US: The trouble with truffles

May 19, 2014

(GT) - On a rainy spring day in the Coast Range foothills of southern Polk County, three women armed with assorted gardening implements and accompanied by two dogs leave their cars and hike out onto a commercial tree plantation to hunt for truffles.

One of the women leans over to give her dog a command.

“Isis, cerca,” she says. “Go find it!”

Isis is a Lagotto Romagnolo, an Italian breed that looks like a dust mop with legs. And like many of her forebears, she’s been trained to sniff out edible truffles, a type of underground fungus prized by gourmet cooks.
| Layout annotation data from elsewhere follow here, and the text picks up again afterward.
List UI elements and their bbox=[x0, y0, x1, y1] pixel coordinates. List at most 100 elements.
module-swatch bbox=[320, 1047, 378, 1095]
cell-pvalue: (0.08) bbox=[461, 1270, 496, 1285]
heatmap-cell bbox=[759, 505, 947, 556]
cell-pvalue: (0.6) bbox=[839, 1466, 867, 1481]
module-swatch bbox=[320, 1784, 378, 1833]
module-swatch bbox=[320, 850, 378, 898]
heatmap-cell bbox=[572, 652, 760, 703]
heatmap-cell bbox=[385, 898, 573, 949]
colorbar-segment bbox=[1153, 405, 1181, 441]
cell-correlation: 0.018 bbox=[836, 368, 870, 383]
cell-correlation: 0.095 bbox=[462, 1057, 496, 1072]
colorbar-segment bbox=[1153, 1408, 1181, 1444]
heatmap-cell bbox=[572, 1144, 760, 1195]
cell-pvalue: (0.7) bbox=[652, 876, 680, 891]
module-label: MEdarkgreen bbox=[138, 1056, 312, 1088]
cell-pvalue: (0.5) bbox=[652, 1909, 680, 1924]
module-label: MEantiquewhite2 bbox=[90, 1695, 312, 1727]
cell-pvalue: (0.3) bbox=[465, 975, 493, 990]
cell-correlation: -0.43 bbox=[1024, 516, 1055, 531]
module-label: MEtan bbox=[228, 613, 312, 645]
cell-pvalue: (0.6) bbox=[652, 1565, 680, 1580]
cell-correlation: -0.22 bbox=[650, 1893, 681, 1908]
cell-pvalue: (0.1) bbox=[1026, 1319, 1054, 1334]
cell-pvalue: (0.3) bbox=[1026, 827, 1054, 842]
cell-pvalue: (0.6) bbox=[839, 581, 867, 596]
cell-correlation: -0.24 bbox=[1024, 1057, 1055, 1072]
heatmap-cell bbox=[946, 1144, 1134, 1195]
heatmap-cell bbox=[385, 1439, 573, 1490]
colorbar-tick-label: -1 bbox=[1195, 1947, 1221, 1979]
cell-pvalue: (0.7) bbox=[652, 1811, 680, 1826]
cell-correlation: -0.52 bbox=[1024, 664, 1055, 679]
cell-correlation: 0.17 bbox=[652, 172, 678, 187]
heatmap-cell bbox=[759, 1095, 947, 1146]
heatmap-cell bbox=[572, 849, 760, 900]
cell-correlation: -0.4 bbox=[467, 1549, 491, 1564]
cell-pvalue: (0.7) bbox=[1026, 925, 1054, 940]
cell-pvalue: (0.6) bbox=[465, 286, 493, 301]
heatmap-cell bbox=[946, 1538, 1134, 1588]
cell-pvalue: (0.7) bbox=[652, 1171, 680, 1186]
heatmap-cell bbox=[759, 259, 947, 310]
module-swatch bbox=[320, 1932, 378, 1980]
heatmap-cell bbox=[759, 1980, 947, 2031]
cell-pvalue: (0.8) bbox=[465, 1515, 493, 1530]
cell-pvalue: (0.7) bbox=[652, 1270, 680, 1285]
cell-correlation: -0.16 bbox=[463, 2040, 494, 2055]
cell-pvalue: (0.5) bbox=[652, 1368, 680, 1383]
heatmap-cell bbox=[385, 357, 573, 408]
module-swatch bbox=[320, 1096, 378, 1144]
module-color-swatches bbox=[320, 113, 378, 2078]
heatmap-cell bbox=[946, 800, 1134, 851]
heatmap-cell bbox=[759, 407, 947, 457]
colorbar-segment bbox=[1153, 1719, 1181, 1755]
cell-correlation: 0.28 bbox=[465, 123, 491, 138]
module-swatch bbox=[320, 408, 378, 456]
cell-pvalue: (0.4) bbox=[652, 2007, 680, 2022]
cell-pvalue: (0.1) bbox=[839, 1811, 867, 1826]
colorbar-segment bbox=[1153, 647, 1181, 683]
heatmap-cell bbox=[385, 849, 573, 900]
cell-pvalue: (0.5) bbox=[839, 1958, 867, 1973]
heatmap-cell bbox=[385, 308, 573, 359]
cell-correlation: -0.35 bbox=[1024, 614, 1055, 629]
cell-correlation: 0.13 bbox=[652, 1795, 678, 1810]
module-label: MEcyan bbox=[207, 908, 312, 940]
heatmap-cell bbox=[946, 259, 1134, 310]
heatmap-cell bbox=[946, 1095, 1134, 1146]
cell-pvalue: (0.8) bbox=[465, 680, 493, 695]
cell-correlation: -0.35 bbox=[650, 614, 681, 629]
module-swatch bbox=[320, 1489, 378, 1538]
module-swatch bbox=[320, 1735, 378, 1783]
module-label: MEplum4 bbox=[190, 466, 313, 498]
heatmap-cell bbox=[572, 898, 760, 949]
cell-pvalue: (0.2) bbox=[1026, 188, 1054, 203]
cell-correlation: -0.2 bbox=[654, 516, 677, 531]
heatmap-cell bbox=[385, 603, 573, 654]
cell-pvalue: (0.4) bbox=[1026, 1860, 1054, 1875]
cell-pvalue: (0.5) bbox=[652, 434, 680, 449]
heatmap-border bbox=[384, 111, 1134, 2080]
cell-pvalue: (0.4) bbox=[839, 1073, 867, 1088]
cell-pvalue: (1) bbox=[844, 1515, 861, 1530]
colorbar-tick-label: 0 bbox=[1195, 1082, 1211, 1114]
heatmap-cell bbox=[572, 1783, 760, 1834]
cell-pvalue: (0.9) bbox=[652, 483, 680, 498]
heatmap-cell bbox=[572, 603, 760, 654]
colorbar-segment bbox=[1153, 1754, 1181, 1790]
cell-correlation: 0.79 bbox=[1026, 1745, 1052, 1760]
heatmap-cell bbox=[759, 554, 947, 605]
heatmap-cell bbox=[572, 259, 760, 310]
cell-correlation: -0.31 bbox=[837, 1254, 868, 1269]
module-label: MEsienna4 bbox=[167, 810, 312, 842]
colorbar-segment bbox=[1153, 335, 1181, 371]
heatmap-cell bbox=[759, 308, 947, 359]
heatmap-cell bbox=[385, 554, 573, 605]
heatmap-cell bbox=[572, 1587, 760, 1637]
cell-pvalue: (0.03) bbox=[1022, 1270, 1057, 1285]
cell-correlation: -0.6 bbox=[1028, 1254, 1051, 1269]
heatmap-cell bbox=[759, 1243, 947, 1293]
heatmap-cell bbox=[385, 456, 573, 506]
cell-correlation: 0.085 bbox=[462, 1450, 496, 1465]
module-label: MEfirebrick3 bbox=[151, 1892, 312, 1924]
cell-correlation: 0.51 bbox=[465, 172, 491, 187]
Cerca is Italian for seek, and Isis gets right to work, hunting through the rows of 25-year-old Douglas firs with her nose to the ground, stopping occasionally to dig a small hole.

It’s ideal truffle habitat, and the women have had good luck here before. But they won’t find much today.

The poachers have been here ahead of them.

Responsible truffle hunters, explains Marilyn Hinds, president of the North American Truffling Society and the leader of this expedition, get permission to go onto private property, dig carefully to minimize their impact on the land, and take only fully developed edibles.

The poachers, sometimes organized into crews, use heavy landscape rakes to scrape away the fir needles and topsoil beneath the trees. They dig up everything they find, ripe or not, decimating truffle beds and leaving sensitive roots exposed, which can kill the trees. Everywhere you look around this site, the earth has been churned up and garbage has been scattered around.